- Directed by: Allen Mondell Cynthia Salzman Mondell
- Written by: Allen Mondell Cynthia Salzman Mondell
- Produced by: Allen Mondell Cynthia Salzman Mondell Phillip Allen
- Narrated by: Barry Corbin
- Music by: Brave Combo
- Release date: February 2007;
- Country: United States
- Language: English

= A Fair to Remember (film) =

A Fair to Remember is a documentary film about the State Fair of Texas that debuted in February 2007 at the Hall of State on the grounds of Fair Park in Dallas, Texas.

==Synopsis==
The film chronicles the history of the State Fair of Texas beginning in 1886. It covers the banning of gambling at the fair, early Midway rides and some of Dallas' firsts such as electric lights, power stations and air planes.
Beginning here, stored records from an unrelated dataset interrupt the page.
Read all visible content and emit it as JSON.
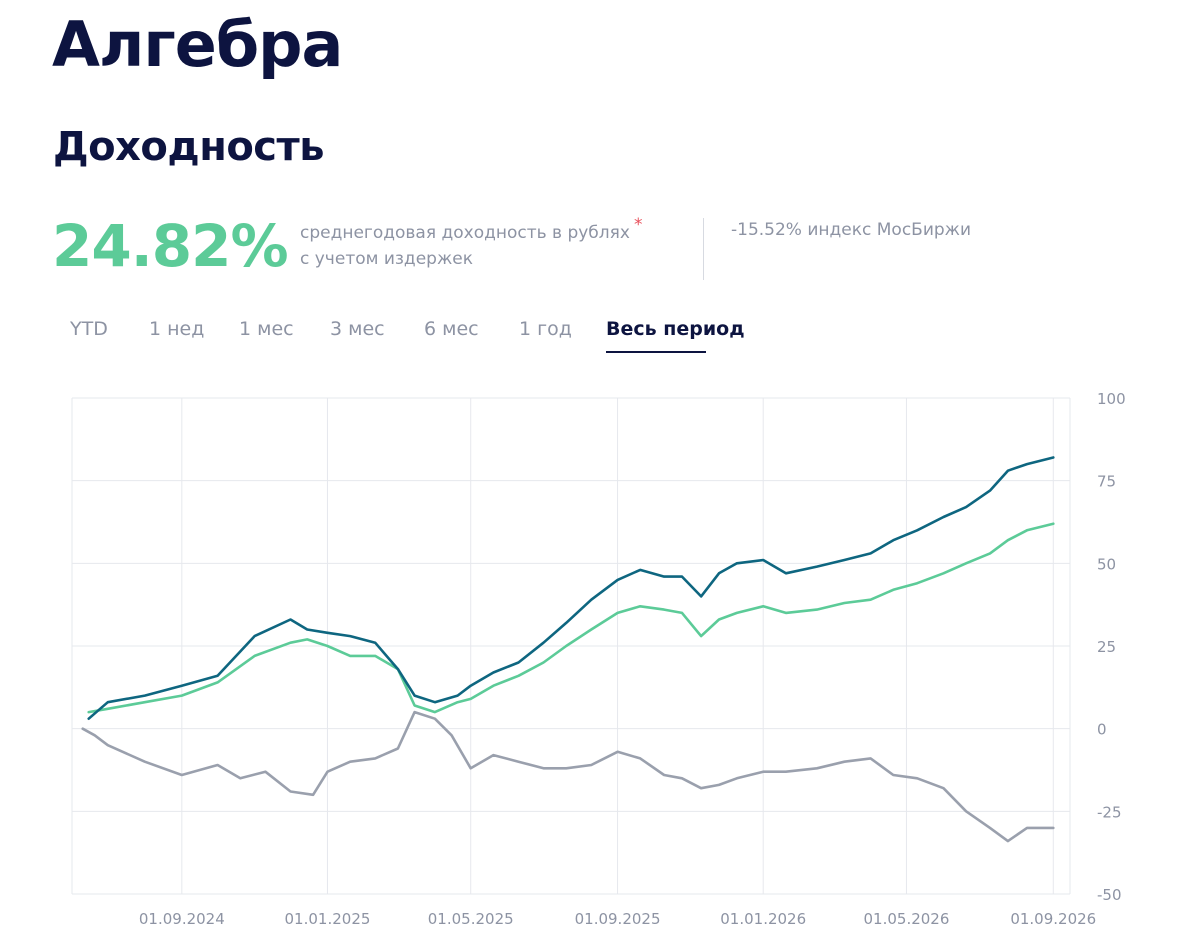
{
  "header": {
    "fund_name": "Алгебра",
    "section": "Доходность"
  },
  "summary": {
    "yield_value": "24.82%",
    "yield_desc_line1": "среднегодовая доходность в рублях",
    "yield_desc_line2": "с учетом издержек",
    "asterisk": "*",
    "index_note": "-15.52% индекс МосБиржи"
  },
  "tabs": [
    "YTD",
    "1 нед",
    "1 мес",
    "3 мес",
    "6 мес",
    "1 год",
    "Весь период"
  ],
  "active_tab": "Весь период",
  "colors": {
    "fund": "#0e6680",
    "fund_alt": "#5ccb98",
    "index": "#9aa0ad",
    "grid": "#e6e8ed",
    "title": "#0d1440",
    "accent": "#5ccb98"
  },
  "chart_data": {
    "type": "line",
    "x_tick_labels": [
      "01.09.2024",
      "01.01.2025",
      "01.05.2025",
      "01.09.2025",
      "01.01.2026",
      "01.05.2026",
      "01.09.2026"
    ],
    "y_ticks": [
      100,
      75,
      50,
      25,
      0,
      -25,
      -50
    ],
    "ylim": [
      -50,
      100
    ],
    "xlim": [
      "2024-06-01",
      "2026-09-15"
    ],
    "grid": true,
    "series": [
      {
        "color": "#0e6680",
        "points": [
          [
            "2024-06-15",
            3
          ],
          [
            "2024-07-01",
            8
          ],
          [
            "2024-08-01",
            10
          ],
          [
            "2024-09-01",
            13
          ],
          [
            "2024-10-01",
            16
          ],
          [
            "2024-11-01",
            28
          ],
          [
            "2024-12-01",
            33
          ],
          [
            "2024-12-15",
            30
          ],
          [
            "2025-01-01",
            29
          ],
          [
            "2025-01-20",
            28
          ],
          [
            "2025-02-10",
            26
          ],
          [
            "2025-03-01",
            18
          ],
          [
            "2025-03-15",
            10
          ],
          [
            "2025-04-01",
            8
          ],
          [
            "2025-04-20",
            10
          ],
          [
            "2025-05-01",
            13
          ],
          [
            "2025-05-20",
            17
          ],
          [
            "2025-06-10",
            20
          ],
          [
            "2025-07-01",
            26
          ],
          [
            "2025-07-20",
            32
          ],
          [
            "2025-08-10",
            39
          ],
          [
            "2025-09-01",
            45
          ],
          [
            "2025-09-20",
            48
          ],
          [
            "2025-10-10",
            46
          ],
          [
            "2025-10-25",
            46
          ],
          [
            "2025-11-10",
            40
          ],
          [
            "2025-11-25",
            47
          ],
          [
            "2025-12-10",
            50
          ],
          [
            "2026-01-01",
            51
          ],
          [
            "2026-01-20",
            47
          ],
          [
            "2026-02-15",
            49
          ],
          [
            "2026-03-10",
            51
          ],
          [
            "2026-04-01",
            53
          ],
          [
            "2026-04-20",
            57
          ],
          [
            "2026-05-10",
            60
          ],
          [
            "2026-06-01",
            64
          ],
          [
            "2026-06-20",
            67
          ],
          [
            "2026-07-10",
            72
          ],
          [
            "2026-07-25",
            78
          ],
          [
            "2026-08-10",
            80
          ],
          [
            "2026-09-01",
            82
          ]
        ]
      },
      {
        "color": "#5ccb98",
        "points": [
          [
            "2024-06-15",
            5
          ],
          [
            "2024-07-01",
            6
          ],
          [
            "2024-08-01",
            8
          ],
          [
            "2024-09-01",
            10
          ],
          [
            "2024-10-01",
            14
          ],
          [
            "2024-11-01",
            22
          ],
          [
            "2024-12-01",
            26
          ],
          [
            "2024-12-15",
            27
          ],
          [
            "2025-01-01",
            25
          ],
          [
            "2025-01-20",
            22
          ],
          [
            "2025-02-10",
            22
          ],
          [
            "2025-03-01",
            18
          ],
          [
            "2025-03-15",
            7
          ],
          [
            "2025-04-01",
            5
          ],
          [
            "2025-04-20",
            8
          ],
          [
            "2025-05-01",
            9
          ],
          [
            "2025-05-20",
            13
          ],
          [
            "2025-06-10",
            16
          ],
          [
            "2025-07-01",
            20
          ],
          [
            "2025-07-20",
            25
          ],
          [
            "2025-08-10",
            30
          ],
          [
            "2025-09-01",
            35
          ],
          [
            "2025-09-20",
            37
          ],
          [
            "2025-10-10",
            36
          ],
          [
            "2025-10-25",
            35
          ],
          [
            "2025-11-10",
            28
          ],
          [
            "2025-11-25",
            33
          ],
          [
            "2025-12-10",
            35
          ],
          [
            "2026-01-01",
            37
          ],
          [
            "2026-01-20",
            35
          ],
          [
            "2026-02-15",
            36
          ],
          [
            "2026-03-10",
            38
          ],
          [
            "2026-04-01",
            39
          ],
          [
            "2026-04-20",
            42
          ],
          [
            "2026-05-10",
            44
          ],
          [
            "2026-06-01",
            47
          ],
          [
            "2026-06-20",
            50
          ],
          [
            "2026-07-10",
            53
          ],
          [
            "2026-07-25",
            57
          ],
          [
            "2026-08-10",
            60
          ],
          [
            "2026-09-01",
            62
          ]
        ]
      },
      {
        "color": "#9aa0ad",
        "points": [
          [
            "2024-06-10",
            0
          ],
          [
            "2024-06-20",
            -2
          ],
          [
            "2024-07-01",
            -5
          ],
          [
            "2024-08-01",
            -10
          ],
          [
            "2024-09-01",
            -14
          ],
          [
            "2024-10-01",
            -11
          ],
          [
            "2024-10-20",
            -15
          ],
          [
            "2024-11-10",
            -13
          ],
          [
            "2024-12-01",
            -19
          ],
          [
            "2024-12-20",
            -20
          ],
          [
            "2025-01-01",
            -13
          ],
          [
            "2025-01-20",
            -10
          ],
          [
            "2025-02-10",
            -9
          ],
          [
            "2025-03-01",
            -6
          ],
          [
            "2025-03-15",
            5
          ],
          [
            "2025-04-01",
            3
          ],
          [
            "2025-04-15",
            -2
          ],
          [
            "2025-05-01",
            -12
          ],
          [
            "2025-05-20",
            -8
          ],
          [
            "2025-06-10",
            -10
          ],
          [
            "2025-07-01",
            -12
          ],
          [
            "2025-07-20",
            -12
          ],
          [
            "2025-08-10",
            -11
          ],
          [
            "2025-09-01",
            -7
          ],
          [
            "2025-09-20",
            -9
          ],
          [
            "2025-10-10",
            -14
          ],
          [
            "2025-10-25",
            -15
          ],
          [
            "2025-11-10",
            -18
          ],
          [
            "2025-11-25",
            -17
          ],
          [
            "2025-12-10",
            -15
          ],
          [
            "2026-01-01",
            -13
          ],
          [
            "2026-01-20",
            -13
          ],
          [
            "2026-02-15",
            -12
          ],
          [
            "2026-03-10",
            -10
          ],
          [
            "2026-04-01",
            -9
          ],
          [
            "2026-04-20",
            -14
          ],
          [
            "2026-05-10",
            -15
          ],
          [
            "2026-06-01",
            -18
          ],
          [
            "2026-06-20",
            -25
          ],
          [
            "2026-07-10",
            -30
          ],
          [
            "2026-07-25",
            -34
          ],
          [
            "2026-08-10",
            -30
          ],
          [
            "2026-09-01",
            -30
          ]
        ]
      }
    ]
  }
}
Old stock footage of the State Fair shows why it attracted people from all over the country. It includes scenes from the bake-offs and cook-offs held annually, plus a comical scene that has women singing a song about SPAM. A Fair to Remember also shows foods that have been included at the fair. Interviews of attendees provide a look into historical Dallas.

==Production==
The film was written, directed and produced by Allen Mondell, Cynthia Salzman Mondell and co-produced by Phillip Allen. Narration is provided by actor and Texas native Barry Corbin. Original music provided by Brave Combo.